Park site will become nature preserve

Cleanup efforts will put battlefield to use

When abolitionist and pro-slavery forces clashed nearly 150 years ago on the night of June 2, 1856, they fought between two wooded ravines on a 40-acre piece of land east of Baldwin.

The landscape features of what became known as the Black Jack Battlefield are still relatively intact. Black Jack Creek, although dry, is still there. So are the ravines and the woods.

A man named Robert Hall Pearson fought with the abolitionists under John Brown that night. Sometime in the 1880s he purchased the land where the battle was fought and built a house there.

The house still stands. Its most recent occupant was the James Cavender family. The late James Cavender’s wife, Alice, sold the house and the property in 2003 to the Black Jack Battlefield Trust.

“I’m glad they are doing what they are doing and going to save the house,” Alice Cavender told the Journal-World in November 2003. “There are a lot of old memories there.”

Black Jack trust members plan to turn the site into a battlefield and nature park. The house will be renovated but returned to the likeness of its 1880s origin. There was never a furnace in the house, so there is no ductwork, trust member Kerry Altenbernd said.

Volunteer Dick Harman uses a metal detector at the Black Jack site in search of battle artifacts. The heavily wooded area will be serve as a nature preserve in the future.

“It’s old. It’s not changed a lot, so it would not be too difficult to put it back to its original character,” Altenbernd said.

The house may eventually be used as a temporary battlefield visitor center, Altenbernd said. Trust members are still discussing whether to have a permanent visitor center on site or elsewhere. If at another location, visitors could be bused to the battlefield, he said.

In the early 1970s, the Cavender family donated a quarter-acre of land to Douglas County. The land became the Robert Hall Pearson Memorial Park. Fenced and gated, the park features a picnic shelter and quartz monument noting that the property was the site of the first battle between free and slave state forces. The marker was made by an Oklahoma company and paid for by the city of Baldwin at the turn of the 20th century. For decades, the monument sat on the other side of the road that runs along the battlefield until it was moved into the park.
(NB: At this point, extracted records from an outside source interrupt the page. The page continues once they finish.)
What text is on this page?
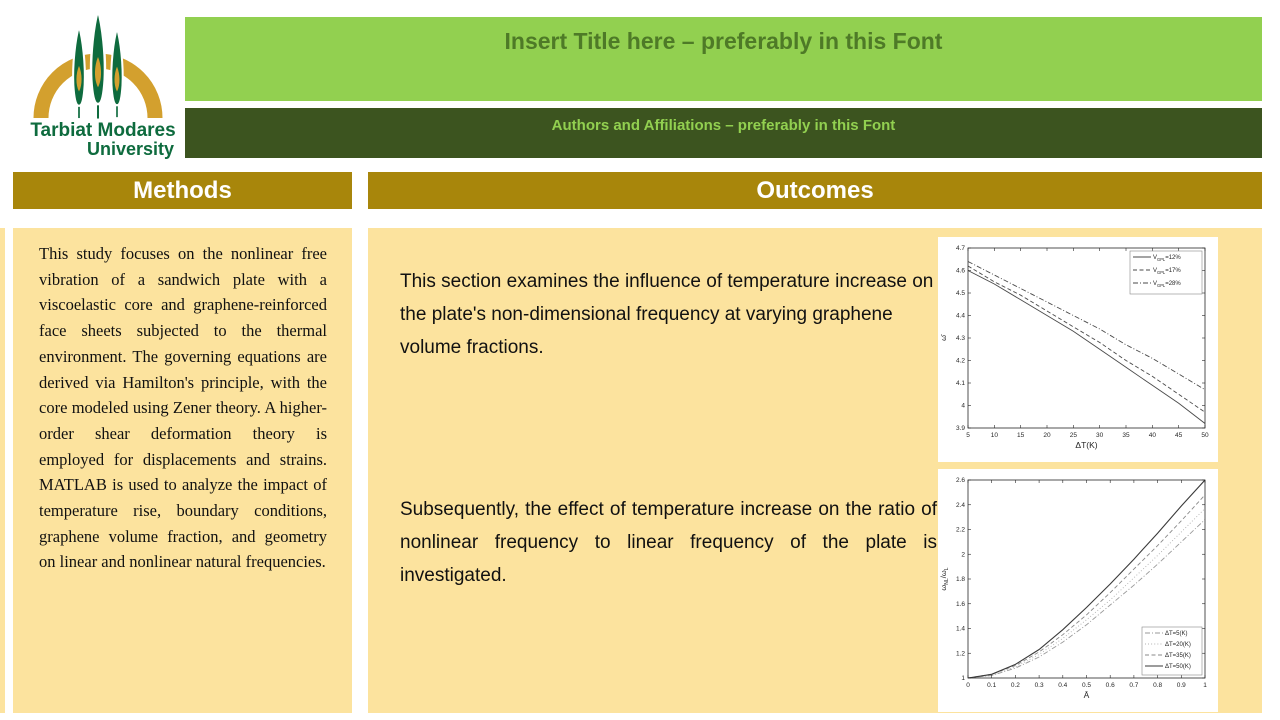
Tarbiat Modares
University
Insert Title here – preferably in this Font
Authors and Affiliations – preferably in this Font
Methods	Outcomes
This study focuses on the nonlinear free vibration of a sandwich plate with a viscoelastic core and graphene-reinforced face sheets subjected to the thermal environment. The governing equations are derived via Hamilton's principle, with the core modeled using Zener theory. A higher-order shear deformation theory is employed for displacements and strains. MATLAB is used to analyze the impact of temperature rise, boundary conditions, graphene volume fraction, and geometry on linear and nonlinear natural frequencies.
This section examines the influence of temperature increase on the plate's non-dimensional frequency at varying graphene volume fractions.
Subsequently, the effect of temperature increase on the ratio of nonlinear frequency to linear frequency of the plate is investigated.
5	10	15	20	25	30	35	40	45	50
3.9
4
4.1
4.2
4.3
4.4
4.5
4.6
4.7
ΔT(K)
ω̄
$V_{GPL}=12\%$
$V_{GPL}=17\%$
$V_{GPL}=28\%$
0	0.1 0.2 0.3 0.4 0.5 0.6 0.7 0.8 0.9	1
1
1.2
1.4
1.6
1.8
2
2.2
2.4
2.6
Ā
$\omega_{NL}/\omega_L$
ΔT=5(K)
ΔT=20(K)
ΔT=35(K)
ΔT=50(K)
Underneath the Pearson Park sign is another sign that lists the names of the battle’s combatants.

The battlefield park also will serve as a nature preserve. In the future, a natural resources survey will be conducted by Kelly Kindscher, Kansas University associate scientist with the Kansas Biological Survey.

“He will decide what we need to do to get rid of any invasive species and what species we need to bring back,” Altenbernd said.

Later this spring or early summer a contractor for the county and the Kansas Department of Health and Environment will clean up sites to the north and west of the battlefield that were once used as a dumping ground.

“We have a lot of things we need to do before we can open it up to the public,” Altenbernd said. “It’s going to be a couple of years.”